Ärgerlich ist dabei die Spielansetzung durch den Staffelleiter, der Westfalia Herne gestattete, das Spiel schon einige Tage vor dem regulären Spieltag auszutragen. Noch ärgerlicher ist aber die Tatsache, dass der TuS Ennepetal offensichtlich mit einer stark ersatzgeschwächten Mannschaft am Schloss Strünkede auflief. Da nützt auch die Entschuldigung des Trainers Imre Renji nicht viel, der mit folgendem Wortlaut bei Reviersport zitiert wird: „Wir waren nicht wettbewerbsfähig, da uns neun oder zehn Leute gefehlt haben.
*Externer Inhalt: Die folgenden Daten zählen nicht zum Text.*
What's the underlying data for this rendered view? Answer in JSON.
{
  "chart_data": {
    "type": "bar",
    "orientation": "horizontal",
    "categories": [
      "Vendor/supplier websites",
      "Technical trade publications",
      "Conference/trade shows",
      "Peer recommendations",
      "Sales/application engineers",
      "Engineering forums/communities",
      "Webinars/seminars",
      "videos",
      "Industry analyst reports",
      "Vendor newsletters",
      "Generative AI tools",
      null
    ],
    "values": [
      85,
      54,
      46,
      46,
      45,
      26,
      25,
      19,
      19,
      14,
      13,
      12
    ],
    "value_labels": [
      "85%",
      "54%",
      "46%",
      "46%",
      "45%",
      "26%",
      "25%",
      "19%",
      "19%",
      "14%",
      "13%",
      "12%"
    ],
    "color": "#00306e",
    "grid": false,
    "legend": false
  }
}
Das ärgert mich schon sehr. Es tut mir Leid für die anderen Mannschaften, die noch mit im Abstiegskampf stehen, wir wollen natürlich neutral bleiben und auch jedem Gegner Paroli bieten.

Der SV Zweckel muss sich auf seine Stärken besinnen und mit Kampfkraft und Willen Paroli bieten. Im Hinspiel ist das zumindest teilweise gelungen, denn das Spiel endete 0:0.

Der Bus zum Auswärtsspiel in Rhynern fährt am Montag um 12:30 Uhr vom Vereinsheim ab.